9. Judicial notice is taken of the fact that gas is in competition with other fuels, such as oil or electricity. P. 294 U. S. 72.
10. Rates fixed by city ordinance for a term of years were set aside as unfair, and higher rates substituted for the same term in a proceeding brought before a public commission by the utility affected.
Held that, in determining whether the higher rate yield a fair return, the amount reasonably laid out by the utility as expenses of the proceeding, including the charges of engineers and counsel, should be included in the costs of operation and spread over the period for which the rates were prescribed. P. 294 U. S. 72.
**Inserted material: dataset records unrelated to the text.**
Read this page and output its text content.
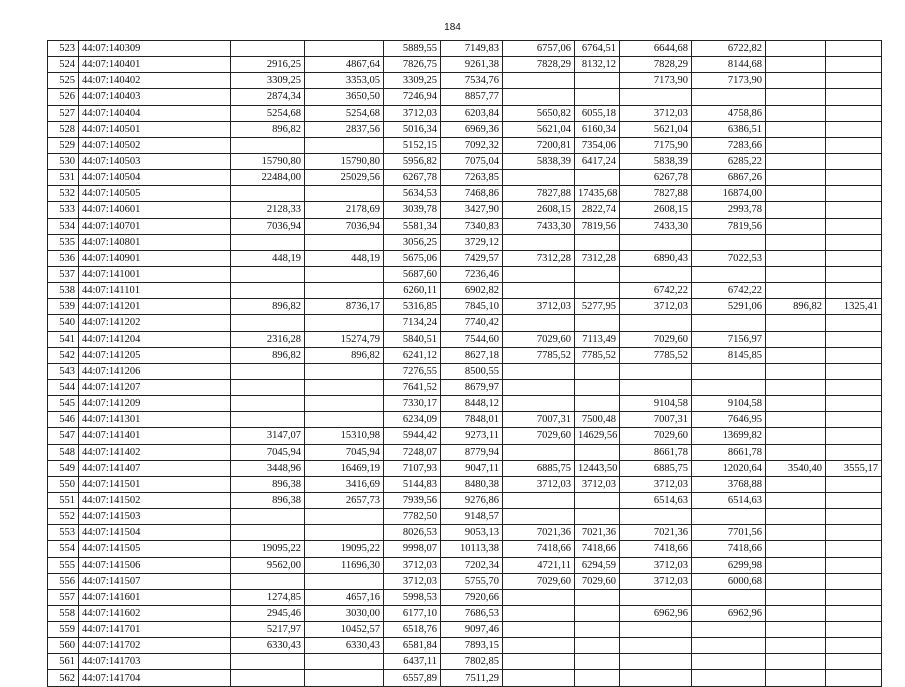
184
523	44:07:140309			5889,55	7149,83	6757,06	6764,51	6644,68	6722,82		
524	44:07:140401	2916,25	4867,64	7826,75	9261,38	7828,29	8132,12	7828,29	8144,68		
525	44:07:140402	3309,25	3353,05	3309,25	7534,76			7173,90	7173,90		
526	44:07:140403	2874,34	3650,50	7246,94	8857,77						
527	44:07:140404	5254,68	5254,68	3712,03	6203,84	5650,82	6055,18	3712,03	4758,86		
528	44:07:140501	896,82	2837,56	5016,34	6969,36	5621,04	6160,34	5621,04	6386,51		
529	44:07:140502			5152,15	7092,32	7200,81	7354,06	7175,90	7283,66		
530	44:07:140503	15790,80	15790,80	5956,82	7075,04	5838,39	6417,24	5838,39	6285,22		
531	44:07:140504	22484,00	25029,56	6267,78	7263,85			6267,78	6867,26		
532	44:07:140505			5634,53	7468,86	7827,88	17435,68	7827,88	16874,00		
533	44:07:140601	2128,33	2178,69	3039,78	3427,90	2608,15	2822,74	2608,15	2993,78		
534	44:07:140701	7036,94	7036,94	5581,34	7340,83	7433,30	7819,56	7433,30	7819,56		
535	44:07:140801			3056,25	3729,12						
536	44:07:140901	448,19	448,19	5675,06	7429,57	7312,28	7312,28	6890,43	7022,53		
537	44:07:141001			5687,60	7236,46						
538	44:07:141101			6260,11	6902,82			6742,22	6742,22		
539	44:07:141201	896,82	8736,17	5316,85	7845,10	3712,03	5277,95	3712,03	5291,06	896,82	1325,41
540	44:07:141202			7134,24	7740,42						
541	44:07:141204	2316,28	15274,79	5840,51	7544,60	7029,60	7113,49	7029,60	7156,97		
542	44:07:141205	896,82	896,82	6241,12	8627,18	7785,52	7785,52	7785,52	8145,85		
543	44:07:141206			7276,55	8500,55						
544	44:07:141207			7641,52	8679,97						
545	44:07:141209			7330,17	8448,12			9104,58	9104,58		
546	44:07:141301			6234,09	7848,01	7007,31	7500,48	7007,31	7646,95		
547	44:07:141401	3147,07	15310,98	5944,42	9273,11	7029,60	14629,56	7029,60	13699,82		
548	44:07:141402	7045,94	7045,94	7248,07	8779,94			8661,78	8661,78		
549	44:07:141407	3448,96	16469,19	7107,93	9047,11	6885,75	12443,50	6885,75	12020,64	3540,40	3555,17
550	44:07:141501	896,38	3416,69	5144,83	8480,38	3712,03	3712,03	3712,03	3768,88		
551	44:07:141502	896,38	2657,73	7939,56	9276,86			6514,63	6514,63		
552	44:07:141503			7782,50	9148,57						
553	44:07:141504			8026,53	9053,13	7021,36	7021,36	7021,36	7701,56		
554	44:07:141505	19095,22	19095,22	9998,07	10113,38	7418,66	7418,66	7418,66	7418,66		
555	44:07:141506	9562,00	11696,30	3712,03	7202,34	4721,11	6294,59	3712,03	6299,98		
556	44:07:141507			3712,03	5755,70	7029,60	7029,60	3712,03	6000,68		
557	44:07:141601	1274,85	4657,16	5998,53	7920,66						
558	44:07:141602	2945,46	3030,00	6177,10	7686,53			6962,96	6962,96		
559	44:07:141701	5217,97	10452,57	6518,76	9097,46						
560	44:07:141702	6330,43	6330,43	6581,84	7893,15						
561	44:07:141703			6437,11	7802,85						
562	44:07:141704			6557,89	7511,29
11. As applied to a corporation engaged in the sale of gas during 1928-1931, compulsory rates which net an income of only 4.53% upon its proper rate base, are confiscatory. P. 294 U. S. 75.
12. The claim made by the Gas Company that the allowance for depreciation reserve was inadequate, and that it was entitled to add to operating charges the amortized value of a transmission main extending from the city to fields of natural gas, cannot be upheld. P. 294 U. S. 77.
128 Ohio St. 301, 191 N.E. 105, reversed.
Appeal from the affirmance of an order of the Public Utilities Commission fixing the rates of the Gas Company in the City of Lima, Ohio.